Pregnant Women Shouldn’T Take Valproate For Migraines, FDA Says
The FDA says pregnant women with migraines should stay away from drugs with valproate because it can lower their child's IQ.
Pregnant women who experience migraines should not use drugs containing valproate because the medications can lower the IQ scores in their children.
The U.S. Food and Drug Administration announced yesterday that it would require a warning on medications containing valproate. (The medicines already note a risk to babies including birth defects.)
Products that contain valproate include valproate sodium (Depacon); divalproex sodium (Depakote, Depakote CP and Depakote ER); valproic acid (Depakene and Stavzor); and the generic versions of the medications.

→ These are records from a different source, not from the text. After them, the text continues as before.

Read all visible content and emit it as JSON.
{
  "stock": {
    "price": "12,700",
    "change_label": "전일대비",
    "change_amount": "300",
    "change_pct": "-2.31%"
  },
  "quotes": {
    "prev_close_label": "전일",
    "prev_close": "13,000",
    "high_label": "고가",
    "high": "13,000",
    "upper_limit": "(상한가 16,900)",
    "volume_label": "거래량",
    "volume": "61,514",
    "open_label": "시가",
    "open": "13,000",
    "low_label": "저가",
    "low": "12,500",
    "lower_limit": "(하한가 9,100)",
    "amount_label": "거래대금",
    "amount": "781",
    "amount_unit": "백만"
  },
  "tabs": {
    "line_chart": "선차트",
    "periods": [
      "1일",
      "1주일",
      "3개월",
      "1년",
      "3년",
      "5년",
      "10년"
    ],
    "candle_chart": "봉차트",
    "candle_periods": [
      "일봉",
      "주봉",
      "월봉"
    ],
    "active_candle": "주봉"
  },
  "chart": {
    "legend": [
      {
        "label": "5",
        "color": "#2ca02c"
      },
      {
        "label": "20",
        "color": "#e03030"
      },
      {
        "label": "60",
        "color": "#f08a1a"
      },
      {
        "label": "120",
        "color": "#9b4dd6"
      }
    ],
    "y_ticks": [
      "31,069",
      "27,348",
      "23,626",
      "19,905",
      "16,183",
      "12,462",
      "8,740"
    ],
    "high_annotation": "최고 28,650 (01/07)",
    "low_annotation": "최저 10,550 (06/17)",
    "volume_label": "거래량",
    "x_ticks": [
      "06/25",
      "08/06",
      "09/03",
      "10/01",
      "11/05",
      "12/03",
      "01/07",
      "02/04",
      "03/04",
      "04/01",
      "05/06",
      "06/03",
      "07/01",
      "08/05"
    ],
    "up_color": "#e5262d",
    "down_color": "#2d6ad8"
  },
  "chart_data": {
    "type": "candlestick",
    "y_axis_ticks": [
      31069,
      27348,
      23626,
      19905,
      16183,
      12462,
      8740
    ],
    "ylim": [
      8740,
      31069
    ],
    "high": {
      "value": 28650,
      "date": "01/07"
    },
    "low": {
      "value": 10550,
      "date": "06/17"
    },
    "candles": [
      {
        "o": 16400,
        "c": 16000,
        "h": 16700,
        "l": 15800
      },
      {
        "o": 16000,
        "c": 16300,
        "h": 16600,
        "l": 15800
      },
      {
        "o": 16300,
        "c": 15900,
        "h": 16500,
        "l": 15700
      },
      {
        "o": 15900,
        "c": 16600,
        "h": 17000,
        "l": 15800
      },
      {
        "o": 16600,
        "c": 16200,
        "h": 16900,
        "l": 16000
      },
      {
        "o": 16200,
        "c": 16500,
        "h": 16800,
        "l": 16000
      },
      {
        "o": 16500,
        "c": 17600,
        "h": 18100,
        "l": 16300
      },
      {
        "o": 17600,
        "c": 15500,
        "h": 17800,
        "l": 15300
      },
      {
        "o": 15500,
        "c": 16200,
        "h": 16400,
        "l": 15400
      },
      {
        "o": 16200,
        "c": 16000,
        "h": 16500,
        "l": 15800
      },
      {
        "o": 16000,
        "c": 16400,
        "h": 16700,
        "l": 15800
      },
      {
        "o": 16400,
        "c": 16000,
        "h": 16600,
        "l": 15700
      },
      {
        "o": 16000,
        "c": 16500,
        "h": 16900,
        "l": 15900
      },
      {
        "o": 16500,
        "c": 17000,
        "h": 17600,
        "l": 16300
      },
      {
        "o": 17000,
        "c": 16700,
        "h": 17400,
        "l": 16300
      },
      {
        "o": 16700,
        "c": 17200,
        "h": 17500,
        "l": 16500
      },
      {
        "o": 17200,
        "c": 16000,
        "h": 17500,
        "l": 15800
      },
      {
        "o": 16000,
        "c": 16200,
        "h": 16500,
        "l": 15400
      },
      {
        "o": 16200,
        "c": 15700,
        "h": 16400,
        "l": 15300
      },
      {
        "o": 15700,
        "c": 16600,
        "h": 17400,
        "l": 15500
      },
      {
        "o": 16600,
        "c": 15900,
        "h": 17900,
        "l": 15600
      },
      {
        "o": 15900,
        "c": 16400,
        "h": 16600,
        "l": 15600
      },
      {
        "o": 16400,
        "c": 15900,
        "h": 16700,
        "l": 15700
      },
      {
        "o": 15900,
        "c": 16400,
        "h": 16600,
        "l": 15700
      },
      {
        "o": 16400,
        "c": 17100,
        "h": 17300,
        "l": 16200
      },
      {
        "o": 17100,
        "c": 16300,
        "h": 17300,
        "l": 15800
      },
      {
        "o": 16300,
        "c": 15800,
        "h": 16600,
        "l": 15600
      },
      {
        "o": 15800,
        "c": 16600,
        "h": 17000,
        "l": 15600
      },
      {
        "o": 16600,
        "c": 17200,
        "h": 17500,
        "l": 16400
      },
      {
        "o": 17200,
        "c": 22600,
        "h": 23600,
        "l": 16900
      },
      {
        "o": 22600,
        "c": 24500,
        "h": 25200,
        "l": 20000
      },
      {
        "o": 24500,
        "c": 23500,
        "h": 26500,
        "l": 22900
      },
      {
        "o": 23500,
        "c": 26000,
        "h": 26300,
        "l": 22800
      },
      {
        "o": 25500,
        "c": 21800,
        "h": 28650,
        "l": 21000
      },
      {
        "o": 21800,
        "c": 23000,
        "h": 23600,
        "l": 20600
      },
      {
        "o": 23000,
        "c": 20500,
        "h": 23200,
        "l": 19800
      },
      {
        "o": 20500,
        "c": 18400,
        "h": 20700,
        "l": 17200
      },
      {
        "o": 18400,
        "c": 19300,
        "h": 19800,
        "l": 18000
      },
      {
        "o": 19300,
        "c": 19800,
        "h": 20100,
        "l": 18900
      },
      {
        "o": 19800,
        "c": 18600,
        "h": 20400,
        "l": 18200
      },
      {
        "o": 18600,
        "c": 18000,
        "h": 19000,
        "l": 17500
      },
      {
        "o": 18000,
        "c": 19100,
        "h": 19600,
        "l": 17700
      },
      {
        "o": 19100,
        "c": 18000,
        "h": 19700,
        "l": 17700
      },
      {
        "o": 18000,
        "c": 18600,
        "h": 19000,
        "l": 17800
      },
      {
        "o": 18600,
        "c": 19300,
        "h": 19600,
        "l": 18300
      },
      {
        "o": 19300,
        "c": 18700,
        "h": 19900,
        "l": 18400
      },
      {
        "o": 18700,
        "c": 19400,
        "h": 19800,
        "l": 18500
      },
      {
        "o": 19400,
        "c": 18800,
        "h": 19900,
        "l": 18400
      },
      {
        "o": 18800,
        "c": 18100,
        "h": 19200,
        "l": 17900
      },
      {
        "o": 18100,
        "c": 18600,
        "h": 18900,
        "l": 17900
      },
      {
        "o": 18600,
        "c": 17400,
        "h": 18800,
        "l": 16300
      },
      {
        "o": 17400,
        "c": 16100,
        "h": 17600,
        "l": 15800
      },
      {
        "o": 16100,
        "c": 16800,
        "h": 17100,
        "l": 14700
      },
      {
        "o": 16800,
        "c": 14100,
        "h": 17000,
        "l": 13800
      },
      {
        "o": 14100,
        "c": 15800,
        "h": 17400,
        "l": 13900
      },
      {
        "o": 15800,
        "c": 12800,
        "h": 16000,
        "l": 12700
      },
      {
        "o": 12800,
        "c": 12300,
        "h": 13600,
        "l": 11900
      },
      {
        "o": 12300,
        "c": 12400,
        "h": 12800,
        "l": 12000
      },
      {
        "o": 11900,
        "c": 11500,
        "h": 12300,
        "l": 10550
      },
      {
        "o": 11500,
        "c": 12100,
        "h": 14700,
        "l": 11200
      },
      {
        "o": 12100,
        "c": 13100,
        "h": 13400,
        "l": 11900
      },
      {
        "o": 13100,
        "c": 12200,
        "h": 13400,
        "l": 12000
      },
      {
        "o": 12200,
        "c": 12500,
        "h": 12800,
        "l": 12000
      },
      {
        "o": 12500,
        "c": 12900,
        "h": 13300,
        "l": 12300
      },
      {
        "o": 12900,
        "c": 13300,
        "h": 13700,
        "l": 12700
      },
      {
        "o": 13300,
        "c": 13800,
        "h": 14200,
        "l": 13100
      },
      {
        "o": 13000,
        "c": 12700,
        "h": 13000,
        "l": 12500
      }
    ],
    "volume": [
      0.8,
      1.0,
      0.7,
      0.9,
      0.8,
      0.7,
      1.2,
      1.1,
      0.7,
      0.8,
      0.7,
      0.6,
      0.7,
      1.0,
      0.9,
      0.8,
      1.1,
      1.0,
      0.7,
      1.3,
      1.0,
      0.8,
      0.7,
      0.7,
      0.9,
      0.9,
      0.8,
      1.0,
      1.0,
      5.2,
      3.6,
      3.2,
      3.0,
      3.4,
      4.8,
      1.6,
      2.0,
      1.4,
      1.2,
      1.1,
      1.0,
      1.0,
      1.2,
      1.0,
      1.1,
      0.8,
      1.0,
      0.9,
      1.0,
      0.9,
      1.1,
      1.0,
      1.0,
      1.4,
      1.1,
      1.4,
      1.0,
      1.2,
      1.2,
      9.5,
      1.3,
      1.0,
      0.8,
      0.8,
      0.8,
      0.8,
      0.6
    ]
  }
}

“Valproate medications should never be used in pregnant women for the prevention of migraine headaches because we have even more data now that show the risks to the children outweigh any treatment benefits for this use,” said Dr. Russell Katz, director of the division of neurology products in the FDA's Center for Drug Evaluation and Research.
Medications containing valproate are used to prevent migraines, epileptic seizures and bipolar disorder.
The warning comes after a study uncovered that children at age 6 whose mothers took valproate drugs to protect against epilepsy during pregnancy earned scores eight to 11 points lower on IQ tests than those whose mothers took other antiepileptic drugs while pregnant.